On Saturday, China’s new Wuhan-Guangzhou high-speed railway, dubbed the Harmony Express, began operations as the fastest train service in the world. Connecting 20 cities throughout central and south China, the electric train runs on a ballast-less track and averages speeds of 217 mph – squeezing the 683-mile journey into less than 3 hours (it typically takes 10) and trumping the pace of similar "bullet" trains in Germany (144 mph), Japan (150mph), and France (172 mph). With massive plans to expand its high-speed rail service to 42 lines by 2012 – with networks running between 70 percent of China's key cities by 2020 – the country is now leading the budding revolution in modern transportation from plane (back) to train.
A chairman of China Southern Airlines, the country’s largest domestic carrier, admitted upon the Harmony Express’s debut that high-speed train travel boasts significant advantages over air in terms of convenience, punctuality, and safety records. In light of the new train’s offerings and highly competitive rates with air routes (a second class ticket is $72) the airline revealed counter tactics to win over passenger’s wallets earlier this month, like slashing airfare to as low as $38 (260 yuan) between the same cities.

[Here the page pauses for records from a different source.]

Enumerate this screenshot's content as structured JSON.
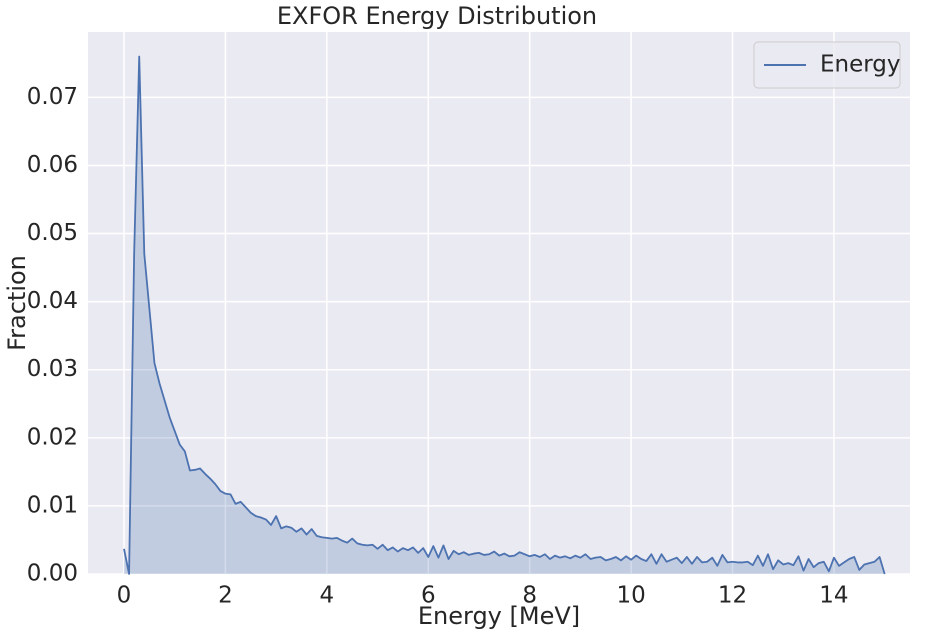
{
  "chart_data": {
    "type": "area",
    "title": "EXFOR Energy Distribution",
    "xlabel": "Energy [MeV]",
    "ylabel": "Fraction",
    "x": [
      0,
      0.1,
      0.2,
      0.3,
      0.4,
      0.5,
      0.6,
      0.7,
      0.8,
      0.9,
      1,
      1.1,
      1.2,
      1.3,
      1.4,
      1.5,
      1.6,
      1.7,
      1.8,
      1.9,
      2,
      2.1,
      2.2,
      2.3,
      2.4,
      2.5,
      2.6,
      2.7,
      2.8,
      2.9,
      3,
      3.1,
      3.2,
      3.3,
      3.4,
      3.5,
      3.6,
      3.7,
      3.8,
      3.9,
      4,
      4.1,
      4.2,
      4.3,
      4.4,
      4.5,
      4.6,
      4.7,
      4.8,
      4.9,
      5,
      5.1,
      5.2,
      5.3,
      5.4,
      5.5,
      5.6,
      5.7,
      5.8,
      5.9,
      6,
      6.1,
      6.2,
      6.3,
      6.4,
      6.5,
      6.6,
      6.7,
      6.8,
      6.9,
      7,
      7.1,
      7.2,
      7.3,
      7.4,
      7.5,
      7.6,
      7.7,
      7.8,
      7.9,
      8,
      8.1,
      8.2,
      8.3,
      8.4,
      8.5,
      8.6,
      8.7,
      8.8,
      8.9,
      9,
      9.1,
      9.2,
      9.3,
      9.4,
      9.5,
      9.6,
      9.7,
      9.8,
      9.9,
      10,
      10.1,
      10.2,
      10.3,
      10.4,
      10.5,
      10.6,
      10.7,
      10.8,
      10.9,
      11,
      11.1,
      11.2,
      11.3,
      11.4,
      11.5,
      11.6,
      11.7,
      11.8,
      11.9,
      12,
      12.1,
      12.2,
      12.3,
      12.4,
      12.5,
      12.6,
      12.7,
      12.8,
      12.9,
      13,
      13.1,
      13.2,
      13.3,
      13.4,
      13.5,
      13.6,
      13.7,
      13.8,
      13.9,
      14,
      14.1,
      14.2,
      14.3,
      14.4,
      14.5,
      14.6,
      14.7,
      14.8,
      14.9,
      15
    ],
    "series": [
      {
        "name": "Energy",
        "color": "#4c72b0",
        "values": [
          0.0037,
          0,
          0.047,
          0.076,
          0.047,
          0.039,
          0.031,
          0.028,
          0.0255,
          0.023,
          0.021,
          0.019,
          0.018,
          0.0152,
          0.0153,
          0.0155,
          0.0147,
          0.014,
          0.0132,
          0.0122,
          0.0118,
          0.0117,
          0.0103,
          0.0106,
          0.0098,
          0.009,
          0.0085,
          0.0083,
          0.008,
          0.0072,
          0.0085,
          0.0067,
          0.007,
          0.0068,
          0.0062,
          0.0067,
          0.0058,
          0.0066,
          0.0056,
          0.0054,
          0.0053,
          0.0052,
          0.0053,
          0.0049,
          0.0046,
          0.0052,
          0.0045,
          0.0043,
          0.0042,
          0.0043,
          0.0037,
          0.0043,
          0.0035,
          0.0039,
          0.0033,
          0.0038,
          0.0035,
          0.0039,
          0.0031,
          0.0038,
          0.0025,
          0.0041,
          0.0024,
          0.0042,
          0.0022,
          0.0034,
          0.0029,
          0.0032,
          0.0028,
          0.003,
          0.0031,
          0.0028,
          0.0029,
          0.0033,
          0.0027,
          0.003,
          0.0026,
          0.0027,
          0.0032,
          0.0029,
          0.0026,
          0.0028,
          0.0025,
          0.0029,
          0.0022,
          0.0027,
          0.0024,
          0.0026,
          0.0023,
          0.0027,
          0.0024,
          0.0029,
          0.0022,
          0.0024,
          0.0025,
          0.002,
          0.0022,
          0.0025,
          0.002,
          0.0026,
          0.0021,
          0.0027,
          0.0022,
          0.0019,
          0.0029,
          0.0015,
          0.0029,
          0.0018,
          0.0021,
          0.0024,
          0.0016,
          0.0025,
          0.0015,
          0.0025,
          0.0017,
          0.0018,
          0.0024,
          0.0012,
          0.0028,
          0.0017,
          0.0018,
          0.0017,
          0.0017,
          0.0018,
          0.0013,
          0.0027,
          0.0012,
          0.0029,
          0.0007,
          0.002,
          0.0014,
          0.0016,
          0.0013,
          0.0026,
          0.0005,
          0.0022,
          0.001,
          0.0016,
          0.0018,
          0.0004,
          0.0024,
          0.0012,
          0.0017,
          0.0022,
          0.0025,
          0.0006,
          0.0014,
          0.0016,
          0.0018,
          0.0025,
          0
        ]
      }
    ],
    "xlim": [
      -0.71,
      15.5
    ],
    "xticks": [
      0,
      2,
      4,
      6,
      8,
      10,
      12,
      14
    ],
    "ylim": [
      0,
      0.0796
    ],
    "yticks": [
      {
        "value": 0,
        "label": "0.00"
      },
      {
        "value": 0.01,
        "label": "0.01"
      },
      {
        "value": 0.02,
        "label": "0.02"
      },
      {
        "value": 0.03,
        "label": "0.03"
      },
      {
        "value": 0.04,
        "label": "0.04"
      },
      {
        "value": 0.05,
        "label": "0.05"
      },
      {
        "value": 0.06,
        "label": "0.06"
      },
      {
        "value": 0.07,
        "label": "0.07"
      }
    ],
    "grid": true,
    "legend": "upper right"
  }
}
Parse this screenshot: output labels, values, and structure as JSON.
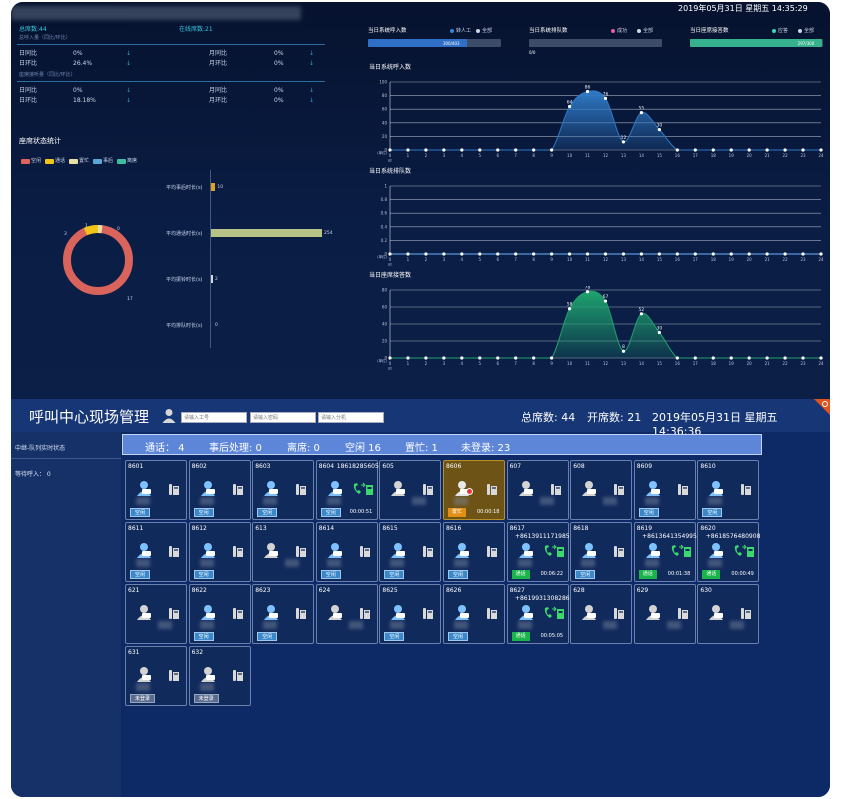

Despite Eurostar’s embarrassing fiasco in the U.K. last week (when ice stalled service in the Channel Tunnel for over three days, backlogging 75,000 passengers), train travel is quickly becoming a more efficient, emissions-friendly, and economical means of commercial transport between many major cities around the world. Next year, plans are set to be unveiled for a new 250 mph high-speed rail link between London and Scotland, and a California track network has been in the works in the U.S. for years. This past spring, President Obama announced plans to develop 600 miles of high-speed lines connecting major cities across the country – pledging $13 billion to jumpstart the project and finally put America’s outdated train service on the right track.